Fin février, la mairie d'Auch a émis un arrêté d'évacuation urgent pour un immeuble situé au 1 impasse Brune, un bâtiment en haute-ville affichant des signes alarmants de dégradation. Un mois plus tard, malgré cet arrêté, les résidents demeurent sur place, les alternatives de relogement se faisant désespérément attendre.

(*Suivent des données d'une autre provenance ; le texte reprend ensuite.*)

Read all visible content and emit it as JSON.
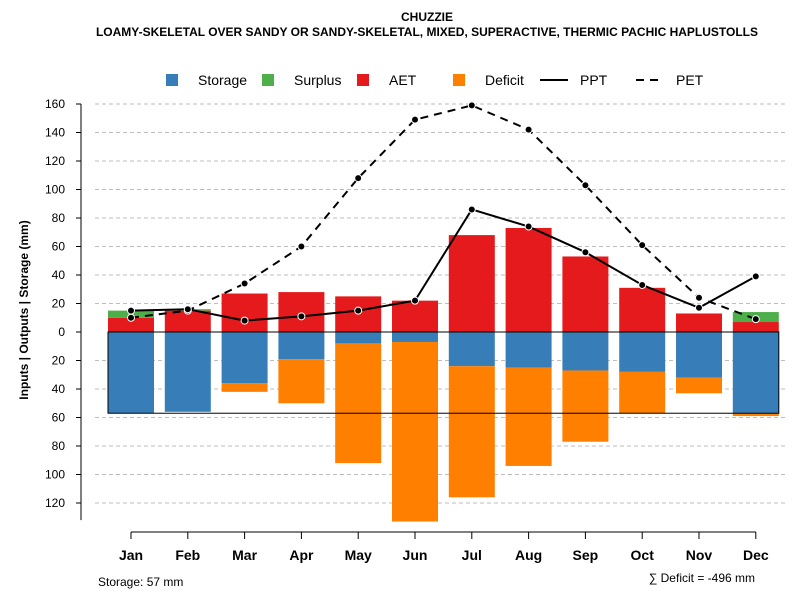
{
  "chart_data": {
    "type": "bar",
    "title": "CHUZZIE",
    "subtitle": "LOAMY-SKELETAL OVER SANDY OR SANDY-SKELETAL, MIXED, SUPERACTIVE, THERMIC PACHIC HAPLUSTOLLS",
    "xlabel": "",
    "ylabel": "Inputs | Outputs | Storage    (mm)",
    "ylim": [
      -132,
      160
    ],
    "y_ticks": [
      160,
      140,
      120,
      100,
      80,
      60,
      40,
      20,
      0,
      -20,
      -40,
      -60,
      -80,
      -100,
      -120
    ],
    "y_tick_labels": [
      "160",
      "140",
      "120",
      "100",
      "80",
      "60",
      "40",
      "20",
      "0",
      "20",
      "40",
      "60",
      "80",
      "100",
      "120"
    ],
    "grid": true,
    "legend_position": "top",
    "categories": [
      "Jan",
      "Feb",
      "Mar",
      "Apr",
      "May",
      "Jun",
      "Jul",
      "Aug",
      "Sep",
      "Oct",
      "Nov",
      "Dec"
    ],
    "legend": [
      {
        "label": "Storage",
        "kind": "box",
        "color": "#377EB8"
      },
      {
        "label": "Surplus",
        "kind": "box",
        "color": "#4DAF4A"
      },
      {
        "label": "AET",
        "kind": "box",
        "color": "#E41A1C"
      },
      {
        "label": "Deficit",
        "kind": "box",
        "color": "#FF7F00"
      },
      {
        "label": "PPT",
        "kind": "solid"
      },
      {
        "label": "PET",
        "kind": "dashed"
      }
    ],
    "series": [
      {
        "name": "AET",
        "color": "#E41A1C",
        "values": [
          10,
          15,
          27,
          28,
          25,
          22,
          68,
          73,
          53,
          31,
          13,
          7
        ]
      },
      {
        "name": "Surplus",
        "color": "#4DAF4A",
        "values": [
          5,
          1,
          0,
          0,
          0,
          0,
          0,
          0,
          0,
          0,
          0,
          7
        ]
      },
      {
        "name": "Storage",
        "color": "#377EB8",
        "values": [
          57,
          56,
          36,
          19,
          8,
          7,
          24,
          25,
          27,
          28,
          32,
          57
        ]
      },
      {
        "name": "Deficit",
        "color": "#FF7F00",
        "values": [
          0,
          0,
          6,
          31,
          84,
          126,
          92,
          69,
          50,
          29,
          11,
          2
        ]
      },
      {
        "name": "PPT",
        "color": "#000000",
        "values": [
          15,
          16,
          8,
          11,
          15,
          22,
          86,
          74,
          56,
          33,
          17,
          39
        ]
      },
      {
        "name": "PET",
        "color": "#000000",
        "values": [
          10,
          15,
          34,
          60,
          108,
          149,
          159,
          142,
          103,
          61,
          24,
          9
        ]
      }
    ],
    "annotations": {
      "storage": "Storage: 57 mm",
      "deficit_sum": "∑ Deficit = -496 mm"
    }
  }
}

La situation est critique, marquée par des fissures visibles, des poutres endommagées, des infiltrations d'eau et une installation électrique défaillante. En dépit de l'arrêté municipal, qui ordonnait une évacuation dans les sept jours suivant le 25 février, les locataires ne semblent pas en mesure de quitter les lieux. Un habitant, contacté par téléphone, confie la difficulté de la situation et explique avoir sollicité l’association Regar pour trouver une solution : "On fait ce qu'on peut. Ça craint," déclare-t-il.
Des démarches entravées
Côté mairie, il est assuré que le dossier est surveillé de près. Une réunion, impliquant l'État, la municipalité, le liquidateur judiciaire et des associations, s'est tenue à la préfecture mi-mars pour tenter de débloquer la situation. Il a été confirmé que la responsabilité de relogement des occupants incombe au liquidateur, la société propriétaire de l'immeuble étant actuellement en liquidation judiciaire.
Reloger des locataires en situation précaire n'est pourtant pas une mince affaire. Certains d'entre eux possèdent des animaux, compliquant encore davantage la recherche d'hébergement, car de nombreuses structures d'accueil refusent les animaux. À cela s’ajoute l'absence de deux anciens occupants, introuvables depuis l'arrêté.
Un risque d'effondrement non immédiat
Malgré la dégradation de l'immeuble, la mairie assure qu'il ne présente pas de danger d'effondrement imminent. Cependant, l'urgence d'une solution de relogement est de plus en plus pressante. Les occupants restés sur place naviguent dans l'incertitude. Un autre locataire mentionne avoir été convoqué à la mairie pour des démarches administratives, sans concrétisation jusqu'à présent : "Si ça s'effondre, on crève dedans," témoigne-t-il.
Le cadre légal
Selon la loi ELAN de 2018, le maire détient le pouvoir d'agir sur les édifices menaçant ruine. L'arrêté de mise en sécurité permet d'ordonner des travaux ou d'imposer l'évacuation. En cas de non-respect de l'ordre d'évacuation, le maire a la faculté d'expulser les occupants sans décision judiciaire et de faire exécuter les travaux aux frais du propriétaire.
Question de relogement
Traditionnellement, c'est au propriétaire d'assurer le relogement des occupants évincés. En cas d'inaction, comme c'est le cas ici, le liquidateur judiciaire se doit de prendre cette responsabilité. Si les deux parties échouent, la commune se voit obligée d'intervenir pour reloger les personnes concernées, avec possibilité de récupérer les frais auprès du propriétaire. Dans des situations extrêmes, la préfecture peut agir via le DALO (Droit au Logement Opposable), garantissant un hébergement décent pour les personnes en situation d'urgence.